Humans receive around 50% of natural radiation dose due to 222 Rn (radon), 220 Rn (thoron) and their decay products. Several field campaigns measuring these gases and the decay products in different regions of India have been conducted in the recent past. Some of these studies measured indoor activity concentration and/or dose due to these gases and the associated decay products. This work compares the fraction of 222 Rn and decay products and 220 Rn and decay products in inhalation dose for 10 studies conducted in Uttarakhand state. It is seen that AEDT (annual effective dose due to 220 Rn and decay products) for these regions varies between 21 and 48% and it is significantly higher than the averaged worldwide reference value of 6%. Based on elaborative measurements performed in the Bageshwar district (present work), Almora and Nainital districts (our previous campaigns); the reasons for this high value have been explored. It was observed that a higher source term for mud houses could be the main reason for the high AEDT range. Interestingly, preliminary analysis revealed that the fraction is higher for the dwellings situated at higher altitudes thus indicating the role of the unavailability of modern building construction materials at remote locations.

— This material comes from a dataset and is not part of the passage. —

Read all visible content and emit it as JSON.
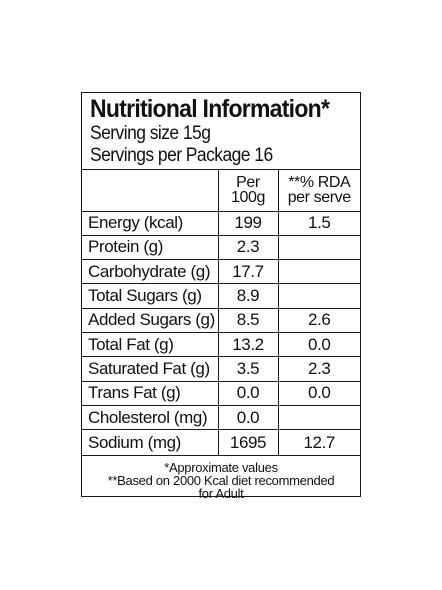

The study highlights the significant contribution of thoron in the Indian Himalayas.

Regional averages of radon, thoron, and associated decay product concentration are reported to be higher than their respective global averages in recent studies conducted in Indian Himalayan belt. The present study explores another region in Indian Himalayan belt by conducting measurements of radon, thoron, and decay product’s activity concentration in 92 dwellings of Bageshwar district. The year-long measurements were performed in all 3 seasons distinguishing dwellings as per their construction material. The average radon and thoron concentration for the study region was measured as 57 Bq/m 3 and 66 Bq/m 3 , respectively. Analysis of the measured data in terms of seasonal effects and construction material led to well established inferences, i.e., higher concentration for mud houses and for winter season. In addition, the present study focuses on lesser probed statistical inferences. One of them is related to the appropriateness of frequency distribution function for the measured data and other dwells upon the correlation analysis of inter-related factors for high concentration cases. Three distribution functions (Lognormal, Weibull, and Gamma) were found to be following the trend of frequency distribution curve of the measured data. For mud houses in winter season, variations of radon/thoron concentration were attempted to correlate with mass/surface exhalation rate, emanation rate, and source term content. More than 80% of the dwellings of the study region were found to have gas and decay product’s concentration levels, higher than the respective global average values. However, these values were mostly within the reference levels for residential environments. Nevertheless, this region requires further studies to pinpoint the causes for elevated levels and suggest simple remedial modifications if required.